In both cases, overwhelming evidence shows a crisis that threatens society as a whole. In both cases, those who study the problem have called for immediate correction.

Several recent reports provide some of the most comprehensive and compelling proof yet that the United States “has gone past the point where the numbers of people in prison can be justified by social benefits,” and that mass incarceration itself is “a source of injustice.”

That is the central conclusion of a two-year, 444-page study prepared by the research arm of the National Academy of Sciences at the request of the Justice Department and others. The report highlights many well-known statistics: Since the early 1970s, the nation’s prison population has quadrupled to 2.2 million, making it the world’s biggest. That is five to 10 times the incarceration rate in other democracies.

On closer inspection the numbers only get worse. More than half of state prisoners are serving time for nonviolent crimes, and one of every nine, or about 159,000 people, are serving life sentences — nearly a third of them without the possibility of parole.

While politicians were responding initially to higher crime rates in the late 1960s, this “historically unprecedented” growth is primarily the result of harsher sentencing that continued long after crime began to fall.

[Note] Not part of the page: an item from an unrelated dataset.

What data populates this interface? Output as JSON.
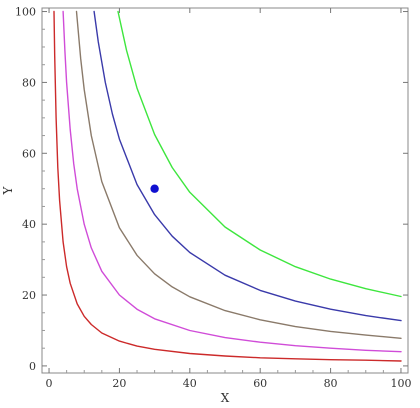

These include lengthy mandatory minimums for nonviolent drug offenses that became popular in the 1980s, and “three strikes” laws that have put people away for life for stealing a pair of socks.

And even though the political climate has shifted in recent years, many politicians continue to fear appearing to be “soft on crime,” even when there is no evidence that imprisoning more people has reduced crime by more than a small amount.

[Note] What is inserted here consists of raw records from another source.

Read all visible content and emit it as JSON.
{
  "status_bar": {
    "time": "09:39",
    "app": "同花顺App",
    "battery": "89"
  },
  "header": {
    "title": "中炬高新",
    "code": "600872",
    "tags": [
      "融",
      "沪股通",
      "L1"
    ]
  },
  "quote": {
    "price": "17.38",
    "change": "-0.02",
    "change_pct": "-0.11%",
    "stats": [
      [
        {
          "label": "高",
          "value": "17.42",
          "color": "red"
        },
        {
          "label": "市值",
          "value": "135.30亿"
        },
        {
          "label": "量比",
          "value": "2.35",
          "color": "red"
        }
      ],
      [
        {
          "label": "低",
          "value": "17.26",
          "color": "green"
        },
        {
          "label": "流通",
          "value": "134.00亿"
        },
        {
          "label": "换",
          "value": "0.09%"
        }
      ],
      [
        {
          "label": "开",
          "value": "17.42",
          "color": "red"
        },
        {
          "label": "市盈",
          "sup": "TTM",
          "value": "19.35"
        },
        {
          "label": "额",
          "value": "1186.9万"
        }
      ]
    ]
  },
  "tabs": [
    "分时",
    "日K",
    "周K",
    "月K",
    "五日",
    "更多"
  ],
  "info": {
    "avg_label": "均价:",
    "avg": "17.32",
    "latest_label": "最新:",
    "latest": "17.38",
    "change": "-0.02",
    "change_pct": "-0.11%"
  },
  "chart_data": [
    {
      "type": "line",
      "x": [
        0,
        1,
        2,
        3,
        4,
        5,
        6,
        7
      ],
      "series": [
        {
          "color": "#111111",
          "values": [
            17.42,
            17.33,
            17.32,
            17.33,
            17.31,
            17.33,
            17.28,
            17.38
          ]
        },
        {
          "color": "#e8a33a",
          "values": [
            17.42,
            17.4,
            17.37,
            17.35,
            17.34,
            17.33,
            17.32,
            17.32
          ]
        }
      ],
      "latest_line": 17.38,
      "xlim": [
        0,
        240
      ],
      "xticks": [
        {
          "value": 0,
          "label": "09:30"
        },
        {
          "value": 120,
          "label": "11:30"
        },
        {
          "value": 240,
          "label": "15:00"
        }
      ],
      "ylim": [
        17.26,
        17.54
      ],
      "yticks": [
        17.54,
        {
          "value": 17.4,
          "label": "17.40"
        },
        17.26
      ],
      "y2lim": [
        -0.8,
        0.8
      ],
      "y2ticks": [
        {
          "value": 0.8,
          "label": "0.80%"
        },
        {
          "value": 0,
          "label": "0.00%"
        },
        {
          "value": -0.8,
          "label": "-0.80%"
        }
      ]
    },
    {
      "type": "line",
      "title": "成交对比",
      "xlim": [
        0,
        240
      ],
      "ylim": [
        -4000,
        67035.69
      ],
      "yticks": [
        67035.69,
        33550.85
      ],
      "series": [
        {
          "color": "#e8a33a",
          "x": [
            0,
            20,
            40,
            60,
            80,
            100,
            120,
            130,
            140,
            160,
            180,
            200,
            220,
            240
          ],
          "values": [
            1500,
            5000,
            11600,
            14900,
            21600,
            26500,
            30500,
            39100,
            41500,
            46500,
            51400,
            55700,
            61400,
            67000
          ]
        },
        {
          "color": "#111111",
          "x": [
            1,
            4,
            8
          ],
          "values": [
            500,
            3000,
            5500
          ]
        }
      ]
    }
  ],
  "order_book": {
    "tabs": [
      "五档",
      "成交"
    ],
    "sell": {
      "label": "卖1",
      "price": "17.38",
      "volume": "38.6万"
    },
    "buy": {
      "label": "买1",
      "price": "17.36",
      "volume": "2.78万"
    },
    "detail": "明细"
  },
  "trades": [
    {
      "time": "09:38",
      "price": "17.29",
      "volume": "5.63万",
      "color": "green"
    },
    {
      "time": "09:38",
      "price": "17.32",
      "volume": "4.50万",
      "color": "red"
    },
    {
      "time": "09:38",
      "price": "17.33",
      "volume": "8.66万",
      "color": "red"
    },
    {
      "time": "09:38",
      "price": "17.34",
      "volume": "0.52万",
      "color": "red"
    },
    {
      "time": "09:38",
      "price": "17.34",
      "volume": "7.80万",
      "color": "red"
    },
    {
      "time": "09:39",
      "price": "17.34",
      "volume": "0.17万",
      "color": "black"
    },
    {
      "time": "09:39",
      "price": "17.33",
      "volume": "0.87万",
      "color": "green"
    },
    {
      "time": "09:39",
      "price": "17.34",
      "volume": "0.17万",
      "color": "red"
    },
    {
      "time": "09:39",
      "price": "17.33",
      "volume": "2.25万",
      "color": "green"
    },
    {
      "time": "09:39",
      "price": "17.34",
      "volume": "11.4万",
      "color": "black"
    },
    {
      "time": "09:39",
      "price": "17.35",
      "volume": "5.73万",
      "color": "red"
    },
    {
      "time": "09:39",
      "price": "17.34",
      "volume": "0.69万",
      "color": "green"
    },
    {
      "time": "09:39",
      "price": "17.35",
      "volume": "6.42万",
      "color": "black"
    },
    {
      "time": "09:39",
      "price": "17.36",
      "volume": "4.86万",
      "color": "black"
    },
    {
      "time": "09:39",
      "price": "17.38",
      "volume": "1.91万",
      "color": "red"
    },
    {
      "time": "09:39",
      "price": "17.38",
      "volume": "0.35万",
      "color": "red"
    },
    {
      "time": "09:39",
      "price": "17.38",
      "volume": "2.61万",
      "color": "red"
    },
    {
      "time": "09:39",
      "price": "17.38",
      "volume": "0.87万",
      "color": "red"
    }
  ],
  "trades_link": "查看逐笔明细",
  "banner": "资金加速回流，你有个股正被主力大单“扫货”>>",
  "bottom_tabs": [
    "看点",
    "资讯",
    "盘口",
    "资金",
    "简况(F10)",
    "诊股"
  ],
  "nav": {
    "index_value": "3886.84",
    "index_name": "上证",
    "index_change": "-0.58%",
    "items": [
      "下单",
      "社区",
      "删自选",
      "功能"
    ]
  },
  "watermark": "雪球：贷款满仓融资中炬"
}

Meanwhile, much of the world watches in disbelief. A report by Human Rights Watch notes that while prison should generally be a last resort, in the United States “it has been treated as the medicine that cures all ills,” and that “in its embrace of incarceration, the country seems to have forgotten just how severe a punishment it is.”

The severity is evident in the devastation wrought on America’s poorest and least educated, destroying neighborhoods and families. From 1980 to 2000, the number of children with fathers in prison rose from 350,000 to 2.1 million. Since race and poverty overlap so significantly, the weight of our criminal justice experiment continues to fall overwhelmingly on communities of color, and particularly on young black men.

After prison, people are sent back to the impoverished places they came from, but are blocked from re-entering society. Often they cannot vote, get jobs, or receive public benefits like subsidized housing — all of which would improve their odds of staying out of trouble. This web of collateral consequences has created what the National Academy of Sciences report calls “a highly distinct political and legal universe for a large segment of the U.S. population.”

All of this has come at an astounding economic cost, as tallied by a report from the Brookings Institution’s Hamilton Project — $80 billion a year in direct corrections expenses alone, and more than a quarter-trillion dollars when factoring in police, judicial and legal services.

Many of the solutions to this crisis are clear, even if the political path to them often is not: Reduce sentence lengths substantially. Provide more opportunities for rehabilitation inside prison. Remove the barriers that keep people from rejoining society after they are released from prison. Use alternatives to imprisonment for nonviolent offenders, drug addicts and the mentally ill. Release elderly or ill prisoners, who are the least likely to re-offend. And since more than 95 percent of inmates are eventually released, rate prisons on their success in keeping former inmates from returning — which as many as two-thirds currently do. Some states have already taken smart and effective steps in these directions, but there is a long way to go.

The insanity of the situation is plain to people across the political spectrum, from Attorney GeneralEric Holder Jr. to former House Speaker Newt Gingrich, who agree on the urgent need for change. The research is in, and it is uncontestable. The American experiment in mass incarceration has been a moral, legal, social, and economic disaster. It cannot end soon enough.